The upshot?  The "powers that be" in charge of the Department think civil rights laws are only to be used to protect minorities, not white people, even when whites' rights are being violated.

Here's one snippet:

Civil rights officials from the Bush administration have said that enforcement should be race-neutral. But some officials from the Obama administration, which took office vowing to reinvigorate civil rights enforcement, thought the agency should focus primarily on cases filed on behalf of minorities.


Civil rights officials from the Bush administration have said that enforcement should be race-neutral. But some officials from the Obama administration, which took office vowing to reinvigorate civil rights enforcement, thought the agency should focus primarily on cases filed on behalf of minorities.

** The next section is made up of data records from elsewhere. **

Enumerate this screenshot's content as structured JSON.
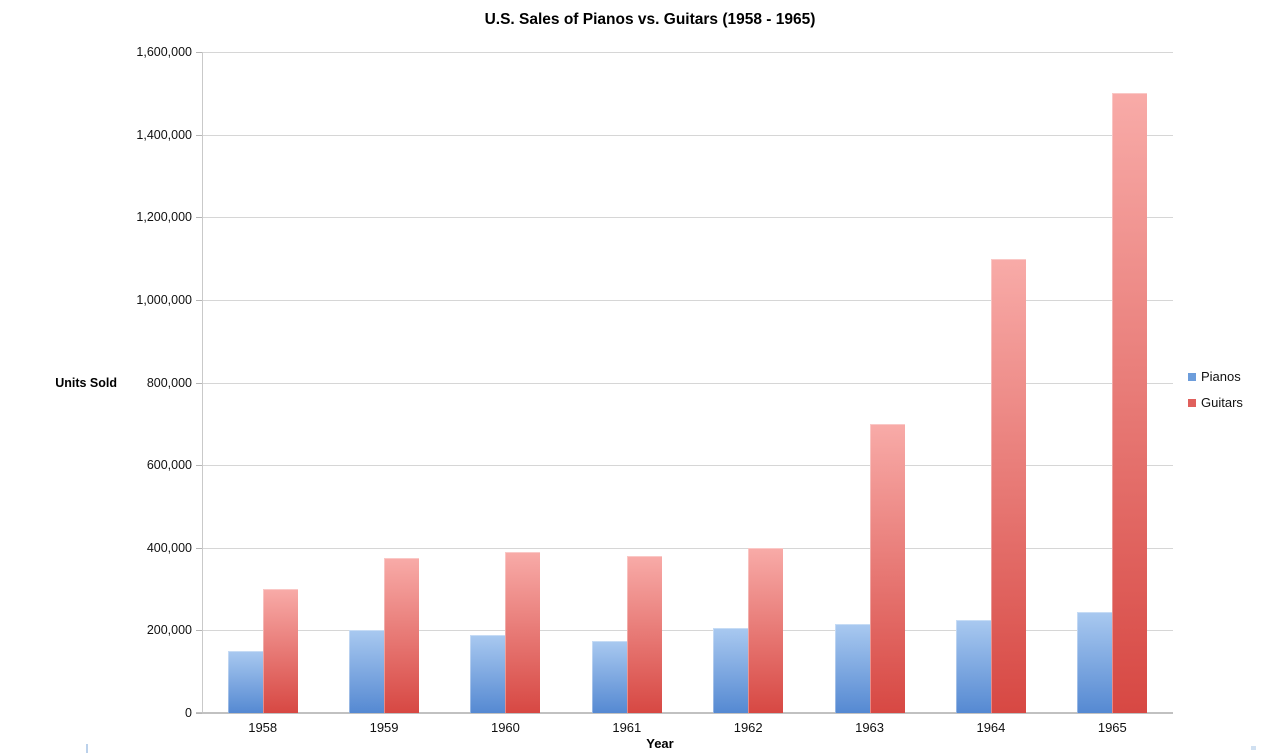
{
  "page": {
    "background": "#ffffff"
  },
  "chart_data": {
    "type": "bar",
    "title": "U.S. Sales of Pianos vs. Guitars (1958 - 1965)",
    "xlabel": "Year",
    "ylabel": "Units Sold",
    "categories": [
      "1958",
      "1959",
      "1960",
      "1961",
      "1962",
      "1963",
      "1964",
      "1965"
    ],
    "series": [
      {
        "name": "Pianos",
        "values": [
          150000,
          200000,
          190000,
          175000,
          205000,
          215000,
          225000,
          245000
        ],
        "color_top": "#a9c9f0",
        "color_bottom": "#5589d2",
        "legend_color": "#6d9ddb"
      },
      {
        "name": "Guitars",
        "values": [
          300000,
          375000,
          390000,
          380000,
          400000,
          700000,
          1100000,
          1500000
        ],
        "color_top": "#f8aba8",
        "color_bottom": "#d74843",
        "legend_color": "#e0605c"
      }
    ],
    "ylim": [
      0,
      1600000
    ],
    "ytick_step": 200000,
    "grid": true,
    "legend_position": "right"
  }
}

"The Voting Rights Act was passed because people like Bull Connor were hitting people like John Lewis, not the other way around," said one Justice Department official not authorized to speak publicly. . ..

Ha!  Look who's espousing "original intent" now.  But wait; there's more:

"There are career people who feel strongly that it is not the voting section's job to protect white voters," the [Justice Department] lawyer said. "The environment is that you better toe the line of traditional civil rights ideas or you better keep quiet about it, because you will not advance, you will not receive awards and you will be ostracized."

In other words, there are people in the Obama Justice Department who do not believe in the equal protection of the law as enshrined in our Constitution.  The essence of that guarantee is that laws' protections apply equally to all citizens, regardless of race.  It would be outrageous if government lawyers refused to enforce the law to protect African Americans or any other minority because of their minority status; it's outrageous if they refuse to do so on behalf of whites -- because they are white.

And it's just one more reason why we need a Congress that's willing to take a look at what seems like some pretty hard-core racialism in the Justice Department.